Marie-Thérèse Garcia, âgée de 74 ans, est jugée depuis cette semaine par la cour d'assises pour le meurtre de sa belle-sœur, Corinne Di Dio, une femme retrouvée morte en 2014. L'accusée, qui clame son innocence, est actuellement la détenue la plus âgée de France, une particularité qui suscite une attention particulière autour de ce procès.
Une personnalité clivante au cœur des débats
Le parcours de l'accusée divise. Surnomée « Ma Dalton » par certains en raison de son passé judiciaire, elle est aussi appelée « Mamie trésor » par ceux qui la décrivent comme une grand-mère attentionnée. Cette dualité alimente les débats dans l'enceinte du tribunal, où les experts psychiatriques peinent à cerner sa personnalité. Les observations recueillies lors des audiences évoquent une femme au caractère complexe, capable de passer de la douceur à une agressivité verbale.
Des faits remontant à 2014
Le corps de Corinne Di Dio avait été découvert à son domicile, portant des traces de violence. L'enquête, longue et minutieuse, avait finalement orienté les soupçons vers Marie-Thérèse Garcia, qui entretenait des relations conflictuelles avec la victime. Les motivations évoquées par l'accusation tournent autour d'un différend familial et d'un contentieux financier. La défense, de son côté, plaide l'absence de preuves matérielles directes et s'appuie sur les dénégations constantes de sa cliente.
Un procès suivi de près
L'audience, qui se tient à huis clos partiel, mobilise plusieurs avocats et experts. Le verdict est attendu dans les prochains jours. Ce procès soulève des questions sur la prise en charge des personnes âgées dans le système pénal, alors que Marie-Thérèse Garcia est incarcérée depuis plusieurs années dans une maison d'arrêt adaptée à son âge.
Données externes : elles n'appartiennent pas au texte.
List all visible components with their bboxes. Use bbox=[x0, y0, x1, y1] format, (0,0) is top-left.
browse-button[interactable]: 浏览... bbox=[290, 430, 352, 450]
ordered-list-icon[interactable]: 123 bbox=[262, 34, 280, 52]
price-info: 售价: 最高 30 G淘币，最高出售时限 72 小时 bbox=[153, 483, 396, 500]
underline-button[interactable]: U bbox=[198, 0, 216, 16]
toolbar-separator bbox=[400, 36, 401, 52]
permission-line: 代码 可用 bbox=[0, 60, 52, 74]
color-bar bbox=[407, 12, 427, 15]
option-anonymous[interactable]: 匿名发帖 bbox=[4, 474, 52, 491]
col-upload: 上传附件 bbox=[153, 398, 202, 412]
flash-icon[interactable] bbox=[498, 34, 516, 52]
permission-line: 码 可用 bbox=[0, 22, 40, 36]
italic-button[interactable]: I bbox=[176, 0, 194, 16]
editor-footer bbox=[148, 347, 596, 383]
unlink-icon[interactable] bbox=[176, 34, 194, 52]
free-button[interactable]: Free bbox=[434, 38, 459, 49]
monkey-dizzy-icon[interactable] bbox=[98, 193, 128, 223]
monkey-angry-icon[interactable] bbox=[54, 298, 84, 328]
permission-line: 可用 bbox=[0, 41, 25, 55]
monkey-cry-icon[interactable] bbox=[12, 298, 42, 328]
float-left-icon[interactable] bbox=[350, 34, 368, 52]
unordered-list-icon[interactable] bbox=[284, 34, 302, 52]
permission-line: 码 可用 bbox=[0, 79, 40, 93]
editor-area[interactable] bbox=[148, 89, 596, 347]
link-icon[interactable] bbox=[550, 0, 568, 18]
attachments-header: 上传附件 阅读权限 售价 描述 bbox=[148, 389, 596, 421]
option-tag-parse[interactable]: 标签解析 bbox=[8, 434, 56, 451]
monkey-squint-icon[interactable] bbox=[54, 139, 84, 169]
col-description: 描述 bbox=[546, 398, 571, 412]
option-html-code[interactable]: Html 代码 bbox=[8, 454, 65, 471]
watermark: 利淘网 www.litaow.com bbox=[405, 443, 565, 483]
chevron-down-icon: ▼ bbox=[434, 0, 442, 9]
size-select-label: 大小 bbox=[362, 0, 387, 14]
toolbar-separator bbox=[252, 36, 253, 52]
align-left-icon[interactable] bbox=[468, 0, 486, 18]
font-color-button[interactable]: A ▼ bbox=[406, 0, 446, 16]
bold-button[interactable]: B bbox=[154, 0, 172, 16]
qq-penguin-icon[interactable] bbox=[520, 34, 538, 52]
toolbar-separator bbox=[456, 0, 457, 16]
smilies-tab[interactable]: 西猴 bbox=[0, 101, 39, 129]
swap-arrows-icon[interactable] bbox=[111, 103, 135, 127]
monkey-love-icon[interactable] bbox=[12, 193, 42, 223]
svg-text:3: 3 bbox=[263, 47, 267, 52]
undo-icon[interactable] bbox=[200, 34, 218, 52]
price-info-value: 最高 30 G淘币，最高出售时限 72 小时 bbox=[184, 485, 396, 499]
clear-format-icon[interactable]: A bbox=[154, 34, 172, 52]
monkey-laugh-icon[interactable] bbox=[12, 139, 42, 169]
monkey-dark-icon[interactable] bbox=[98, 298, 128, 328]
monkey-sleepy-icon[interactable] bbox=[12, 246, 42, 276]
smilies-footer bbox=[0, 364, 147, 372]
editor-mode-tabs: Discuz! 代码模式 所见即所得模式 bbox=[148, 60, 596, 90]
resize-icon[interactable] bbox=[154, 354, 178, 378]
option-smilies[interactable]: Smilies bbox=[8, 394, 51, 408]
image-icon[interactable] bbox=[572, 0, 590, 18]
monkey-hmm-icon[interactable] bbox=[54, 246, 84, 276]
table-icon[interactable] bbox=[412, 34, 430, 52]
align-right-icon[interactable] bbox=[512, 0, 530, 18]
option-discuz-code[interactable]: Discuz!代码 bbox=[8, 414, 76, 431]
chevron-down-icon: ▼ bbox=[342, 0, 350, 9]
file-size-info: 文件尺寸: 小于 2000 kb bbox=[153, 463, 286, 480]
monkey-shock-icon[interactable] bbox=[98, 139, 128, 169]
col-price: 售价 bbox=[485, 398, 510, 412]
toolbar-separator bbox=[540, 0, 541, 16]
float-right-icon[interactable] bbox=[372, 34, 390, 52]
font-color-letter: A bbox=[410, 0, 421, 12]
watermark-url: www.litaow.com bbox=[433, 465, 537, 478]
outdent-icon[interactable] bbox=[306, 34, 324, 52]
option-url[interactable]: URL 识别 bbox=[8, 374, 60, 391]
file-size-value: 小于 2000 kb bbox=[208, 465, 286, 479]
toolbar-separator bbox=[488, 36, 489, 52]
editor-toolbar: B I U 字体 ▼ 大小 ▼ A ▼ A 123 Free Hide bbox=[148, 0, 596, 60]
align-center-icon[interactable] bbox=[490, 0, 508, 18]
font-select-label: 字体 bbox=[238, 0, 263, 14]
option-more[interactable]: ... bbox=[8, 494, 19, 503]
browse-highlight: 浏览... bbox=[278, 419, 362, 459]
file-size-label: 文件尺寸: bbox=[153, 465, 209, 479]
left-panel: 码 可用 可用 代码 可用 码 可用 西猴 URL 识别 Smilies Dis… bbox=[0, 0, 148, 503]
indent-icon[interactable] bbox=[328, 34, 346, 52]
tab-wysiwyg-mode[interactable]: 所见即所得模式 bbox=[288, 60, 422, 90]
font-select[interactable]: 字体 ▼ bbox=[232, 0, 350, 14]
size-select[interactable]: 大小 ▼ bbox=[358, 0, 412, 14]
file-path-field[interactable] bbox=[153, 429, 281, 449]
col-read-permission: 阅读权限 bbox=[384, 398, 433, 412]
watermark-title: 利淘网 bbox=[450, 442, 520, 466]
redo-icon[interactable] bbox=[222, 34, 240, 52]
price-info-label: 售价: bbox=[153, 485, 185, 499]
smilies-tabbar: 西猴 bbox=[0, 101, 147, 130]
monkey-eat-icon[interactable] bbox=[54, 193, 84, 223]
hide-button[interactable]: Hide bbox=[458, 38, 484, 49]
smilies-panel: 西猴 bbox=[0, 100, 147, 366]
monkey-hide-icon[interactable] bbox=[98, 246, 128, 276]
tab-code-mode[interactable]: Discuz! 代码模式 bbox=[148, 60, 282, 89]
Les proches de la victime témoignent
Les proches de Corinne Di Dio ont exprimé leur douleur et leur colère lors de leurs dépositions. Ils décrivent une femme « généreuse et joyeuse », et espèrent que la justice fera la lumière sur les circonstances de sa mort. La famille de l'accusée, présente dans la salle, soutient quant à elle la thèse de l'innocence.
La cour d'assises rendra son jugement dans les jours à venir, mettant fin à près de douze ans de procédure.